As for when specifically, that has yet to be determined. The former All Big-Ten honoree can bring a special kind of versatility to a Brooklyn roster that, quite honestly, needs it.

And based on the Nets track record with rookies,

Not long removed from having three surgeries in a three-year span, the Nets have every right to maintain their calculated and patient approach with LeVert, but given their track record, once he plays, he’ll play.

“We play Isaiah (Whitehead) and we’re not afraid to play young guys,” Atkinson said of the Nets willingness to give their young players big minutes. “They’ll make mistakes and they’ll learn from those mistakes.
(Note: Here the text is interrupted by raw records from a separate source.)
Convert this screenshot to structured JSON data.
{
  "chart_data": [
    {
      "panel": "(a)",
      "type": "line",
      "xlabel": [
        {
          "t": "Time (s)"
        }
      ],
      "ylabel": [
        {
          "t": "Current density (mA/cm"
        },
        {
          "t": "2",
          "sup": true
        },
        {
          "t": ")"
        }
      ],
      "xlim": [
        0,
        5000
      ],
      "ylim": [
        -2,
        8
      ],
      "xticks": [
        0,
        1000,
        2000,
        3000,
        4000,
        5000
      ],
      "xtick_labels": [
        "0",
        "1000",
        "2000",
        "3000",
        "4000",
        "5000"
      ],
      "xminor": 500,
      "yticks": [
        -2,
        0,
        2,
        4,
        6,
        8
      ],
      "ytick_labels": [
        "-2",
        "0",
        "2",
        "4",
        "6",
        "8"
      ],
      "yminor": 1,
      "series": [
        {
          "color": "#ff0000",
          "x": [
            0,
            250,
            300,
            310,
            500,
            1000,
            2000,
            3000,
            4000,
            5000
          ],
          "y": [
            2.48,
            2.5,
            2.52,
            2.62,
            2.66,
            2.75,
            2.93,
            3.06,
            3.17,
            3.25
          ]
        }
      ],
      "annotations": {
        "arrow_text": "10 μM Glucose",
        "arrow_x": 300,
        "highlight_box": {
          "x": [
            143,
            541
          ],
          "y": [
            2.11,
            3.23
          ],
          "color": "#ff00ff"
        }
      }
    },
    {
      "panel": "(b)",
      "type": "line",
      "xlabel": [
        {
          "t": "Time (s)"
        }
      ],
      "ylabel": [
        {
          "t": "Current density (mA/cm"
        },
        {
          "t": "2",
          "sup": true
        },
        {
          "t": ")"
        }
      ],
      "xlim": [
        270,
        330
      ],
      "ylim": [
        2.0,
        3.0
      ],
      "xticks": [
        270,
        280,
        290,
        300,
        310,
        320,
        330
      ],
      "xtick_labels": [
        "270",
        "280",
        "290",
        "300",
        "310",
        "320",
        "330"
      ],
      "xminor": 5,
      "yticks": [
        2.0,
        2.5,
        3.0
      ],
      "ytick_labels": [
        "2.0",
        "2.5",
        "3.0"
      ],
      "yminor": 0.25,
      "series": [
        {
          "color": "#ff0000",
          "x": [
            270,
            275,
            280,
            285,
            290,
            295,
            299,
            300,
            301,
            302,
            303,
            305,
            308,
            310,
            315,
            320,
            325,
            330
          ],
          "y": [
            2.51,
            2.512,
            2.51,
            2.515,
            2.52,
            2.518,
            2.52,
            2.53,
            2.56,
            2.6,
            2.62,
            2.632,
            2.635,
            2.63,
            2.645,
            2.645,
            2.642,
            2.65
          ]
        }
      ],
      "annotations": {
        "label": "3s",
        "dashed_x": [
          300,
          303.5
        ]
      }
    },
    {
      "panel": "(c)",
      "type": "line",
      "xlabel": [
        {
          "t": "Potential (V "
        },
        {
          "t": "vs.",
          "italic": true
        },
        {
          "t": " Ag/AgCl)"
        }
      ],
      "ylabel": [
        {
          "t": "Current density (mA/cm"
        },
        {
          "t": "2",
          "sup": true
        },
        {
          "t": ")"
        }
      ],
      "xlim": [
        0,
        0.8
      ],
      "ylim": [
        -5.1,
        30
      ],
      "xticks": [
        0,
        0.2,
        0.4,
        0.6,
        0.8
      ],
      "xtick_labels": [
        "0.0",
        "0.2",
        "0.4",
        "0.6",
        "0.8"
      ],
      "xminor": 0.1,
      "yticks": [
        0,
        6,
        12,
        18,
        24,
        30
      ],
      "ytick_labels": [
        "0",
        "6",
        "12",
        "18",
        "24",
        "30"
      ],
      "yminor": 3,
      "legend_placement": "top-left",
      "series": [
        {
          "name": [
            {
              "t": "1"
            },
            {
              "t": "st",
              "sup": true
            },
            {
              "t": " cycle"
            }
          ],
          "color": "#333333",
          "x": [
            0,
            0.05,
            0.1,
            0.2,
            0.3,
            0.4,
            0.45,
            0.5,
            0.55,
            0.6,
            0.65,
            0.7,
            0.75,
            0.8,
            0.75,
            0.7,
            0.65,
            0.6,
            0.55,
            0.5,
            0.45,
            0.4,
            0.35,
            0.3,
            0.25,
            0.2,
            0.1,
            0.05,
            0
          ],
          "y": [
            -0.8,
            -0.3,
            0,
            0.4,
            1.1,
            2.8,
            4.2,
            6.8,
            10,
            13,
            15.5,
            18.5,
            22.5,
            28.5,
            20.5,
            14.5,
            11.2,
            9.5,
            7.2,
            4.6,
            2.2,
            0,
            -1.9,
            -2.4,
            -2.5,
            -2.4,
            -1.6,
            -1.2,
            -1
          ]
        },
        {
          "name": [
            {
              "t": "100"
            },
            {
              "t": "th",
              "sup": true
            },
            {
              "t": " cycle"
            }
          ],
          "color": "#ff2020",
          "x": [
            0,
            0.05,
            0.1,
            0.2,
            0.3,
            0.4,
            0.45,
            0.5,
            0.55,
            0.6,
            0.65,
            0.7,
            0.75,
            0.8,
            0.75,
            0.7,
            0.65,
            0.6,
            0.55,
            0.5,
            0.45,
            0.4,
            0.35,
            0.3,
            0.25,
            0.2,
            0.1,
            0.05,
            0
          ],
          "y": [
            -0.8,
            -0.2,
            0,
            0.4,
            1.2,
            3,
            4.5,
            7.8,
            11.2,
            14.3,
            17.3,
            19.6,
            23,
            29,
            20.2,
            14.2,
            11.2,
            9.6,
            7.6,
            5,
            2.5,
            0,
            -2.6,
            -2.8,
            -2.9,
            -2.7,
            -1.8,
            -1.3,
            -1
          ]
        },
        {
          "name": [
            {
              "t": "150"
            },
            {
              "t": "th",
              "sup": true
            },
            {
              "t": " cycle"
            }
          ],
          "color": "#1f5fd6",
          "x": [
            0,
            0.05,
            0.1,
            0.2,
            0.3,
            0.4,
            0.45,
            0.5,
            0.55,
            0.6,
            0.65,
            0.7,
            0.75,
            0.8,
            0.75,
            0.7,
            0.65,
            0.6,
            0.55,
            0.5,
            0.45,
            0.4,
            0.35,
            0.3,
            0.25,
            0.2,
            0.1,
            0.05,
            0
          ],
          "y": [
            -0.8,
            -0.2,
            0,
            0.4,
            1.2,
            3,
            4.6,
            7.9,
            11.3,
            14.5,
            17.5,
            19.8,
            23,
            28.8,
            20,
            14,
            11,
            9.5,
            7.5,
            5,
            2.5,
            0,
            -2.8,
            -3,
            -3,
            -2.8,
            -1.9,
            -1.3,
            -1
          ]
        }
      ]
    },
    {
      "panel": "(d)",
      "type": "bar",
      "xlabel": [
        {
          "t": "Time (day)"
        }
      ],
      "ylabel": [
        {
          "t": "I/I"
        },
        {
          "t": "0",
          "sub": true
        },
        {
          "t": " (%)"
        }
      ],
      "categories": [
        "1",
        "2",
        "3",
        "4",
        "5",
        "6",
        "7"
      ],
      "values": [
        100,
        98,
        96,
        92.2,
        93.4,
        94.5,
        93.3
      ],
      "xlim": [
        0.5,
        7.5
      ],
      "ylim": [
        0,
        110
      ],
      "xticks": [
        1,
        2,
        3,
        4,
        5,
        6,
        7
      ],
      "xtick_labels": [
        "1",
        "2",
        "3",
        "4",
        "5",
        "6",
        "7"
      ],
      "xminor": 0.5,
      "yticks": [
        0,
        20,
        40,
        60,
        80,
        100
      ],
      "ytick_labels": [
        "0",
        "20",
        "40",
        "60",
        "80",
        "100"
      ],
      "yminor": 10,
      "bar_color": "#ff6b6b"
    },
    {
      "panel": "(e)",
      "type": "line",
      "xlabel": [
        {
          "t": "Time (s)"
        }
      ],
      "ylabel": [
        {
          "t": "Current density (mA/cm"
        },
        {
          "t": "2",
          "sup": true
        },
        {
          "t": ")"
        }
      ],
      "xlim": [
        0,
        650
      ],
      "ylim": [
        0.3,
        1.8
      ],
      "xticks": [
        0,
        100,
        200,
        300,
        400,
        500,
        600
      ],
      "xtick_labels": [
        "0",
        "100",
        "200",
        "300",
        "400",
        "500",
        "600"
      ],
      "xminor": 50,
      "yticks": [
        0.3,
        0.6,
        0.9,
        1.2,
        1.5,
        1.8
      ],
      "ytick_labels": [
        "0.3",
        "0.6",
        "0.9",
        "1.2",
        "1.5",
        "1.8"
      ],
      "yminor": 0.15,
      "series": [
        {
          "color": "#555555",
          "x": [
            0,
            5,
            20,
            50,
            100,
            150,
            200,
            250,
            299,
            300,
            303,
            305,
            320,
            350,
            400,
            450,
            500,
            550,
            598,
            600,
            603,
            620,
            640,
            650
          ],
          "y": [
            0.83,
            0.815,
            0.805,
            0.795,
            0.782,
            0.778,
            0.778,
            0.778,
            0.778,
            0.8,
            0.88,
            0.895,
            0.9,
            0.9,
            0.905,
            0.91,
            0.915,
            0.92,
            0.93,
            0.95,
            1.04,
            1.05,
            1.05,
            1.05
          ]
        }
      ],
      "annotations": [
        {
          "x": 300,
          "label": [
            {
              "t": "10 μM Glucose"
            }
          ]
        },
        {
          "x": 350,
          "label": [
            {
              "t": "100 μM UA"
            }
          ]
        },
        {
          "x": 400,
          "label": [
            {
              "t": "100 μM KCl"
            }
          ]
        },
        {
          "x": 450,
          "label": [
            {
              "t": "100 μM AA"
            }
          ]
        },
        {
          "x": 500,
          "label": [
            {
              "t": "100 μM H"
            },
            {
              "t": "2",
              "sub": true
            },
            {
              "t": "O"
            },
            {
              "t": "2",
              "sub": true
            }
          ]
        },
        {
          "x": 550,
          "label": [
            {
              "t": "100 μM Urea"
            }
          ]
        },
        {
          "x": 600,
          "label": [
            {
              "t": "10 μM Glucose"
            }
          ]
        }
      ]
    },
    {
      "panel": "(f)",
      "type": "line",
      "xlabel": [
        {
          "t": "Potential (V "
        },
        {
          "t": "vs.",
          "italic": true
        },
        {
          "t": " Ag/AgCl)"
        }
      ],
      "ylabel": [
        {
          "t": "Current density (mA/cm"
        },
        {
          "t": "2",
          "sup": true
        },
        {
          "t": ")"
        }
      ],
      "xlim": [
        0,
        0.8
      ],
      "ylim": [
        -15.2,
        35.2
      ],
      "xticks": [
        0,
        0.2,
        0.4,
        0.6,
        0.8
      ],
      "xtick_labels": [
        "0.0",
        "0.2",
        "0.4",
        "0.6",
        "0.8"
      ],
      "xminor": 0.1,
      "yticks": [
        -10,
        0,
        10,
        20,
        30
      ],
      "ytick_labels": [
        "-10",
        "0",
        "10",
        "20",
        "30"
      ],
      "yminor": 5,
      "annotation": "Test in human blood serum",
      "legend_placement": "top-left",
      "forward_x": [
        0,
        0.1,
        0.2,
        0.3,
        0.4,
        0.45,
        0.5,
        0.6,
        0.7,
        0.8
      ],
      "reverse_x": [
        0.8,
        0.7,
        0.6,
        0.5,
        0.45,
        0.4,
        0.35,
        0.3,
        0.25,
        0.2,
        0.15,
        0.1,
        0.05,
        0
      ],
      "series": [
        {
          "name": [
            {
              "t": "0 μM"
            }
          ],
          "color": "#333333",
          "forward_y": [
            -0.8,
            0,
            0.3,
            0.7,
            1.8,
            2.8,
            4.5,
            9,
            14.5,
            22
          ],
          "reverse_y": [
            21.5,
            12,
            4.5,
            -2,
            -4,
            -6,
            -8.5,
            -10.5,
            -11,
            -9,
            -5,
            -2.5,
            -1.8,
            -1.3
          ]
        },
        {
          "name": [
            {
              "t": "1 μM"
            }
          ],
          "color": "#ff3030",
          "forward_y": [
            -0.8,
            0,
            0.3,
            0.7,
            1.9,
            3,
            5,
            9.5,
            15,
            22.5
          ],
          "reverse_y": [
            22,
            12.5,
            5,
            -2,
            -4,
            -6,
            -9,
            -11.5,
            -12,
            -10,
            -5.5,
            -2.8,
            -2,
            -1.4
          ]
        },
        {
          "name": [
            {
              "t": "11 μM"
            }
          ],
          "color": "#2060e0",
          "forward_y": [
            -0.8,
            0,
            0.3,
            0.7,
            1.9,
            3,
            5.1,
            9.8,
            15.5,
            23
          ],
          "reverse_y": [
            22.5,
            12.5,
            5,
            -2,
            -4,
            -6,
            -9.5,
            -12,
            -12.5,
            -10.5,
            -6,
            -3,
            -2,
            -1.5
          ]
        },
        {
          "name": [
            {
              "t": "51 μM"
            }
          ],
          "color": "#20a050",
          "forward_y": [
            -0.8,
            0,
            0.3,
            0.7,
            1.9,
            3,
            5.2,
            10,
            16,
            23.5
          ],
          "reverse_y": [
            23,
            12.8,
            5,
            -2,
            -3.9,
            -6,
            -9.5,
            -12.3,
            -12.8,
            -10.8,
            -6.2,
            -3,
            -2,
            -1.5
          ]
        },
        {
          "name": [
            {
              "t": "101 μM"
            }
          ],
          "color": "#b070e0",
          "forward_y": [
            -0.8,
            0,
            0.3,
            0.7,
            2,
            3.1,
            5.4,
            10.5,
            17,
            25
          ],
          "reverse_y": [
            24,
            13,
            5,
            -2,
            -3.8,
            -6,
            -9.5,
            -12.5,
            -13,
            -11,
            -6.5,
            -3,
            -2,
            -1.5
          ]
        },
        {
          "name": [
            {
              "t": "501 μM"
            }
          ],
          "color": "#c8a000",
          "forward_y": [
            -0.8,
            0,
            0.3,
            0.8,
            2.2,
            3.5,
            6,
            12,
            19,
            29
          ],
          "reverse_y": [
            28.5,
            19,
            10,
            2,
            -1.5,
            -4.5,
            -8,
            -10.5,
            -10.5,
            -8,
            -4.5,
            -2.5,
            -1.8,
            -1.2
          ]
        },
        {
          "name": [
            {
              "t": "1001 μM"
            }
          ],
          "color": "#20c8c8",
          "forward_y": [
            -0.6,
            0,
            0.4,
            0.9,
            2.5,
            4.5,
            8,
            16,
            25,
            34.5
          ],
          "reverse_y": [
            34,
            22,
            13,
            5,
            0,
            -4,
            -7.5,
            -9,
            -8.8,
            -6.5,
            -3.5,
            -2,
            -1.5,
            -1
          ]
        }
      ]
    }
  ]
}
“In the long run, they’re a big part of our program. If they merit the minutes, they’re going to get minutes, and we’re not going to pull them out just because they make a mistake or two. There’s also a fine line, there comes a point where you’re like ‘hey, come sit next to me, let’s talk about this,’ but that’s kind of our mentality. With our kind of program, I think that’s the smart way to look at it.”

Meanwhile, the team’s third rookie, Yogi Ferrell, is currently dealing with a right ankle sprain. Ferrell, who’s averaging 5.4 points and 1.7 assists through 10 games in a reserve role, could miss a game or two. He’s questionable vs. the Nuggets on Wednesday.